CONGRES HEBDO
« C HEZ le petit enfant, tous les facteurs sont réunis pour favoriser l'inhalation de corps étrangers (CE), explique le Pr J.-M. Triglia, l'enfant a tendance à porter tous les objets à la bouche à la période de la diversification alimentaire, avec acquisition de dents tranchantes vers l'âge de 6 mois contrastant avec l'absence de dents masticatrices, ce qui favorise l'éclatement du corps étranger. La coordination motrice est absente à cet âge-là et facilite l'inhalation lors d'un phénomène d'inspiration sous l'effet d'un choc ou de la surprise. »
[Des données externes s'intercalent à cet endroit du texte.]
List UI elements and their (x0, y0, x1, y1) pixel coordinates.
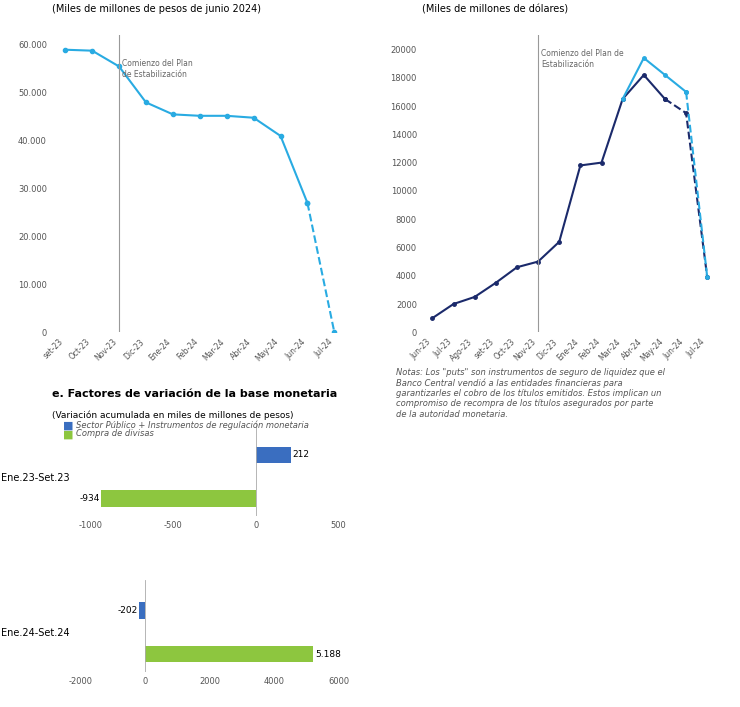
Bar (138, 602, 145, 619)
Text: (Miles de millones de pesos de junio 2024): (Miles de millones de pesos de junio 202… (52, 4, 260, 14)
Text: 212: 212 (293, 450, 309, 460)
Text: Comienzo del Plan
de Estabilización: Comienzo del Plan de Estabilización (122, 59, 193, 78)
Text: Comienzo del Plan de
Estabilización: Comienzo del Plan de Estabilización (541, 49, 624, 69)
Text: Compra de divisas: Compra de divisas (76, 429, 154, 438)
Text: -934: -934 (79, 494, 100, 503)
Text: Notas: Los "puts" son instrumentos de seguro de liquidez que el
Banco Central ve: Notas: Los "puts" son instrumentos de se… (396, 368, 665, 419)
Text: ■: ■ (63, 429, 73, 439)
Text: (Variación acumulada en miles de millones de pesos): (Variación acumulada en miles de millone… (52, 410, 293, 419)
Text: e. Factores de variación de la base monetaria: e. Factores de variación de la base mone… (52, 390, 337, 399)
Bar (145, 645, 313, 662)
Text: -202: -202 (118, 606, 138, 615)
Bar (101, 490, 256, 507)
Text: Sector Público + Instrumentos de regulación monetaria: Sector Público + Instrumentos de regulac… (76, 421, 309, 430)
Text: (Miles de millones de dólares): (Miles de millones de dólares) (422, 4, 568, 14)
Text: ■: ■ (63, 421, 73, 431)
Bar (256, 447, 291, 463)
Text: 5.188: 5.188 (315, 650, 341, 659)
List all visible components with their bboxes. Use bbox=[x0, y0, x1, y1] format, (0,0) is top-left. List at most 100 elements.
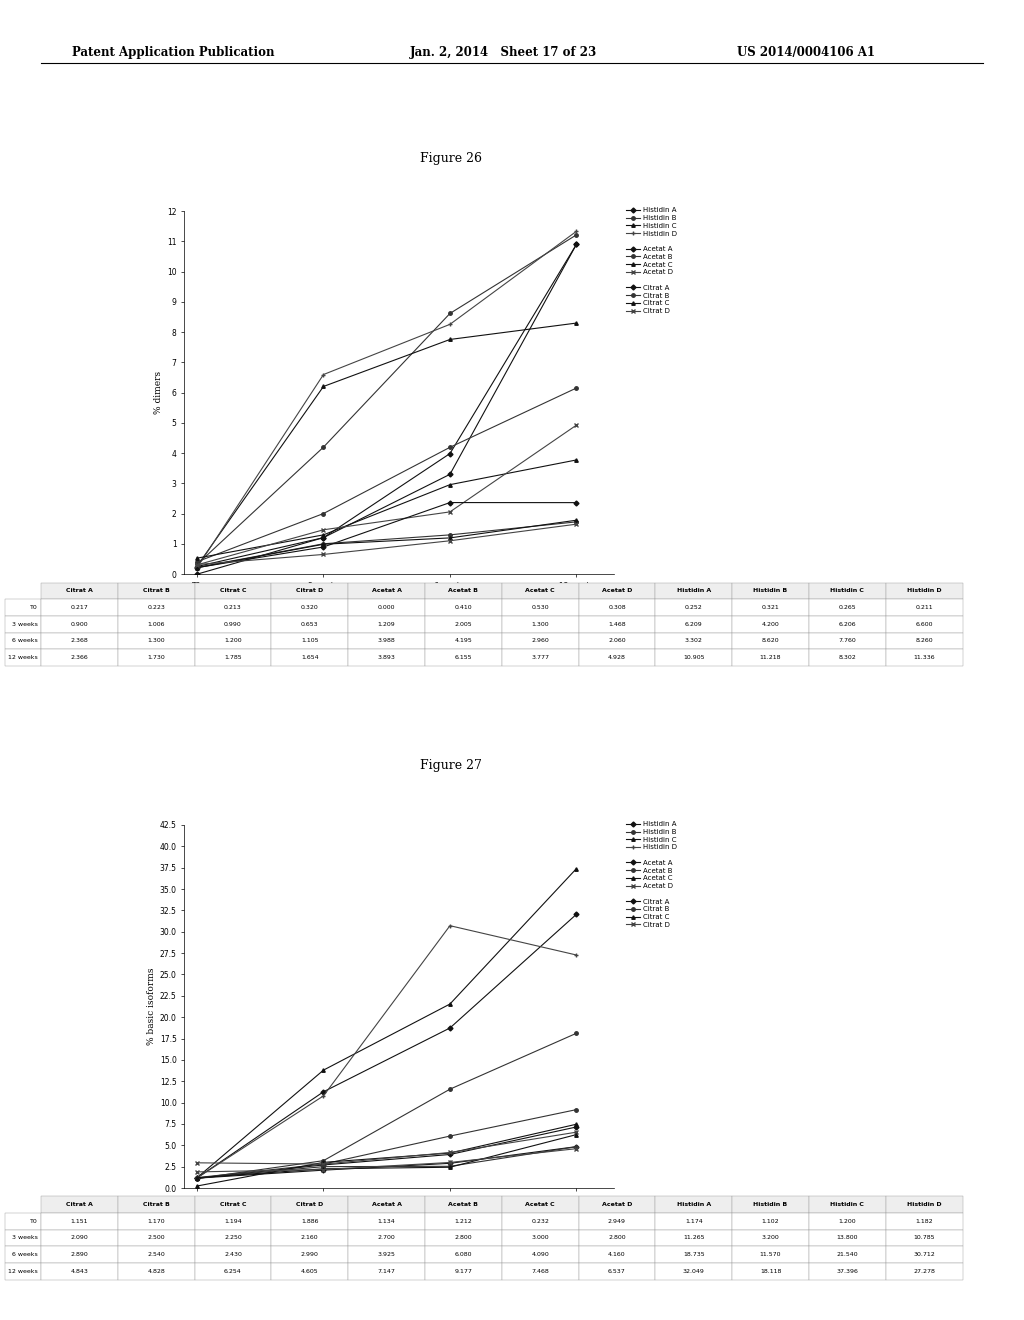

Par ailleurs, anatomiquement, le rétrécissement naturel des voies aériennes contraste avec la présence d'un tissu conjonctif lâche et une compliance augmentée des parois bronchiques qui favorisent le collapsus expiratoire ; de plus, l'importance des glandes muqueuses augmente les phénomènes d'hypersécrétion et la réaction inflammatoire locale.
Des corps étrangers organiques quatre fois sur cinq
Dans 21 % des cas, il s'agit d'un CE inerte, en métal ou en plastique. Il est en général unique et bien toléré au départ. Les CE organiques sont retrouvés, quant à eux, dans 79 % des cas ; le plus souvent multiples, ils entraînent une réaction inflammatoire d'emblée majeure (« Peanuts Syndrome » ou « Vegetable Bronchitis »). Cette réaction granulomateuse oblige dans certains cas à différer l'extraction endoscopique et à instaurer dans l'intervalle un traitement médicamenteux anti-inflammatoire. Selon les pays et les habitudes alimentaires, on retrouve plus particulièrement des cacahuètes, des grains de raisin, des fèves, des graines de pastèque, etc.
Les signes d'appel sont loin d'être toujours présents. L'accès brutal de suffocation associant toux explosive, tirage et cyanose est rapporté dans 60 à 99 % des cas, mais il n'amène à consulter en urgence que dans 30 % des cas ; il est retrouvé rétrospectivement dans 10 % des cas.
Bien souvent, ce sont des complications qui constituent les premiers signes d'appel : une toux irritative (60 % des cas), une dyspnée (50 % des cas), de la fièvre (35 % des cas), une bronchopneumopathie (18 %) et des complications à type d'emphysème sous-cutané cervico-thoracique ou une détresse respiratoire (10 %).
La symptomatologie varie selon la localisation finale du corps étranger. « Les CE laryngés et trachéaux représentent 10 % des cas et se traduisent par un tableau de laryngite ou trachéite aiguë, mais le diagnostic est souvent tardif (jusqu'à six à six mois plus tard). Le risque d'asphyxie aiguë est majeur par enclavement. Il est capital, souligne le spécialiste , de faire au moindre doute une fibroscopie simple nasopharyngienne (nasofibroscopie) éventuellement complétée d'un cliché thoracique. Les CE sont bronchiques dans 90 % des cas, plus souvent retrouvés dans la bronche droite, qui se trouve chez l'enfant davantage dans l'axe de la trachée, l'asymétrie auscultatoire est donc particulièrement évocatrice et doit toujours être recherchée. »
Une fois sur cinq, il n'y a aucun signe d'appel au départ. La radio thoracique réalisée dans de bonnes conditions visualise le corps étranger dans 5 % des cas, avec la présence de signes radiologiques indirects (emphysème, atélectasie, épanchement gazeux, abcès pulmonaire bien localisé chez un enfant sans antécédent pulmonaire particulier). Néanmoins, dans 25 % des cas, le cliché thoracique est normal.
Au total, les arguments diagnostiques qui amènent à réaliser une bronchoscopie ne sont pas toujours nombreux : comme le précise le Pr Triglia, la triade complète (syndrome de pénétration, corps étranger visualisé à la radio et complications respiratoires) n'est retrouvée que dans 30 % des cas, deux paramètres sur trois dans 42 % des cas et un seul signe d'appel dans 14 % des cas. Ce qui signifie que chez plus de un enfant sur dix, il n'y a aucun signe d'appel ! Et explique en partie la variabilité des délais d'extraction (cf. tableau) par trachéobronchoscopie, qui, réalisée par un opérateur expérimenté dans le cadre d'une structure spécialisée, permet d'extraire le CE à la première tentative dans 95 % des cas.
D'après la communication du Pr J.-M. Triglia, hôpital La Timone (Marseille).